Когда он объяснял людям что-то — он больше задавал вопросы, чем произносил собственные тезисы.
Рассказывать одну и ту же историю, не установив в ней всякий раз новую систему связей — ему было скучно.
Он очень ценил выдержанность стиля. Особенно в дворовых песнях и интерьерах дешевых кафе.
Подголовник автомобильного кресла он легко, в проброс, мог назвать подзатыльником, сам этого просто не заметив.
Свою собаку, бледного, несмотря на густую черноту, неврастеника-ньюфаундленда — однажды ночью с целью поднятия в нем боевого духа произвел в звание старшего матроса-моториста.
Для серьезного интеллектуала он был невероятно живым. Для живого человека — он был очень умным.
Ему удавалось успешно сопротивляться бесконечной заструктурированности века, при этом, не распуская в себе ни варвара, ни потребителя даже в бытовых мелочах.
Именно это и обеспечивало ему некое обаяние канатоходца в повседневной жизни.
Именно это составляет живость интонации любого его текста, который всегда кажется написанным человеком более свободным, нежели его читатель. И изящное безумие стиля в целом — метаморфозы простых слов, понятий, оценок вдруг выскакивают в таких местах, где их не замечаешь, потому что не ищешь.
Это была сугубо частная коллизия чувствительного и развитого человека, желавшего быть свободным по праву.
Похоже — слишком типичная для этого времени.
Невероятная дисциплинированность и окультуренность мысли — давала все более безотрадные результаты в осмыслении безумного мира и начинала тяготить.
Строгий анализ не приносил освобождения от тоски сплошной обусловленности.
И он очень ценил спонтанные ходы и навязчиво ловил спонтанные ситуации.
Но неизбежно лишь формулировал через них общие правила нарушения правил.

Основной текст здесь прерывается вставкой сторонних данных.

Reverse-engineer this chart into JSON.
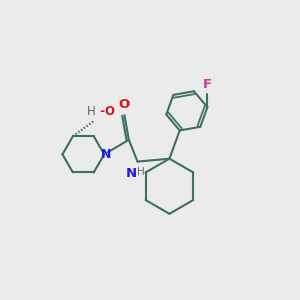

Он был интерпретатором инноваций.
И автором роскошных бесхитростных фокусов, даривших неожиданное освобождение — даривших ощущение времени через неожиданное прочтение мифов, неожиданное понимание аутсайдеров, неожиданное пренебрежение отжившими условностями.
Потом он очень устал.
Было два варианта — умереть молодым. Либо нет.
Он умер относительно молодым.
Был вариант — не быть наивным.
Но не быть наивным — бездарно.
Памяти Сергея Добротворского // Сеанс. 1997. №16.